Content Marketing could be supplanting the traditional corporate blog
A UMass Dartmouth study appears to show that corporate blogging is declining, although the data is somewhat inconclusive in this regard. In fact, researcher Nora Barnes who has been following Fortune 500 company blogs since 2007 found that overall blogging remained steady at 23 percent among Fortune 500 companies between 2010 and 2011.
Although the numbers are very close for the last two years, she still interpreted this to mean that corporate blogging has peaked, and companies are moving on to other social media tools such as LinkedIn and Facebook.
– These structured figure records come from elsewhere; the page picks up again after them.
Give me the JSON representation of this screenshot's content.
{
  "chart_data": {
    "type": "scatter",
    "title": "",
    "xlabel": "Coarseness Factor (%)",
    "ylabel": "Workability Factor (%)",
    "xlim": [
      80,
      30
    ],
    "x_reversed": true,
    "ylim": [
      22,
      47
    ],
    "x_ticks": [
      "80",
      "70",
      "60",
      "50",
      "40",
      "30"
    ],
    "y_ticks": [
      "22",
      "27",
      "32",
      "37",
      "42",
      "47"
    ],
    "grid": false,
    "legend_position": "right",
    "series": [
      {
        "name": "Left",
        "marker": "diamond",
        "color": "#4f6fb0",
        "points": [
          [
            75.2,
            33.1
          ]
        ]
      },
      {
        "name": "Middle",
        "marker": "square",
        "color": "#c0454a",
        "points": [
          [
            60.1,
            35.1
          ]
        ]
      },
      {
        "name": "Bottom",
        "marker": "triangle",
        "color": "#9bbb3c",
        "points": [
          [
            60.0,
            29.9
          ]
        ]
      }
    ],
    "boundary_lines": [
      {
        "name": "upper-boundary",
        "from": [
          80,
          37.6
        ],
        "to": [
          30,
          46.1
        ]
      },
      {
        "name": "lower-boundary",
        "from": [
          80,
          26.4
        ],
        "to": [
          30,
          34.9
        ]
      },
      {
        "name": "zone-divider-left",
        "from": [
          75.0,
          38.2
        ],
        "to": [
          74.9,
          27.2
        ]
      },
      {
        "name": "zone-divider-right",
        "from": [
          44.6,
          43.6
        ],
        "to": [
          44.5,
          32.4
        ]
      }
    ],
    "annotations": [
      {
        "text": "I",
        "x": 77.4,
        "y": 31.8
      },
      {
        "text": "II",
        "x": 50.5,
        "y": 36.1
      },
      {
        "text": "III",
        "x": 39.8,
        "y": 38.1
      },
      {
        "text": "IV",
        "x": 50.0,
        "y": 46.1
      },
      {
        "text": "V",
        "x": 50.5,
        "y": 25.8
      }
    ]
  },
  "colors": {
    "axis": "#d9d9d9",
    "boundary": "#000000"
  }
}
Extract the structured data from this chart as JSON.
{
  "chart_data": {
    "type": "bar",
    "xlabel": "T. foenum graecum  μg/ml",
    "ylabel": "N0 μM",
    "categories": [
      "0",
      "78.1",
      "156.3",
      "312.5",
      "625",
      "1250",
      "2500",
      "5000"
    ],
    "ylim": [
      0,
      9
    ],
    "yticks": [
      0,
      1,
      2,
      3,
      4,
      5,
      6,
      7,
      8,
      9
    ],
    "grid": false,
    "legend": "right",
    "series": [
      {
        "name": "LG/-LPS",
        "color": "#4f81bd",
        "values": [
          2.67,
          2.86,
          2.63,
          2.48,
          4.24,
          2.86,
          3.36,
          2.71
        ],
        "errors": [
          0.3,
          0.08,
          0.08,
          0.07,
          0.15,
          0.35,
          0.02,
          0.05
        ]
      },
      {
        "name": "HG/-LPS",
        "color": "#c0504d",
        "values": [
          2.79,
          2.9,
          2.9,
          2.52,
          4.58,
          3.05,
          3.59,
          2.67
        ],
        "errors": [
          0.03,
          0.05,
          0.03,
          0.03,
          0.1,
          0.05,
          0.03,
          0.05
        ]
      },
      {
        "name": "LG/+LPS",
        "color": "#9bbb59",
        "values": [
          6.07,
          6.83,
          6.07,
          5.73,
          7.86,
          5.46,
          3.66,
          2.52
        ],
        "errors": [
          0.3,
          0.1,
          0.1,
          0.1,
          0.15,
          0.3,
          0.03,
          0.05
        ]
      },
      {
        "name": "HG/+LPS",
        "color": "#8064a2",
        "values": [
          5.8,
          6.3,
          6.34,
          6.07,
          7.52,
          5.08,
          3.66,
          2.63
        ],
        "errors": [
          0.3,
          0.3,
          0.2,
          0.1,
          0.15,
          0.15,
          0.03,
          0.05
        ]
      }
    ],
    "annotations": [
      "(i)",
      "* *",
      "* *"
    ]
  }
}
Barnes defined blogging as she has always done dating back to 2007 when she began looking at the data. "A company was counted as having a blog if they had a public-facing corporate blog from the primary corporation with posts in the past 12 months."
Fair enough, but I think perhaps how we define corporate content and how marketing departments in general deliver content, could be changing and that could account for the difference, however slight it might have been.
When I sent the report to Jeff Cutler, a Boston-based blogger who has written blogs for many corporate clients, he had this to say, "With a focused message, we're doing more content marketing than just 'blogging.'"
It sounded like Barnes was referring to a public facing corporate blog as opposed to a focused content marketing project that Cutler was referring to. It would actually be difficult to have the social media presence these companies seem to desire without some sort of content to drive the strategy. Whether you call that a blog or some other type of content, it still requires content to drive the marketing effort.
So it may be that corporate blogging has begun to wane, at least within the scope of Barnes' definition, or it may be that we are just not looking at it as blogging in the pure sense anymore. Whatever you call it, social media efforts require content.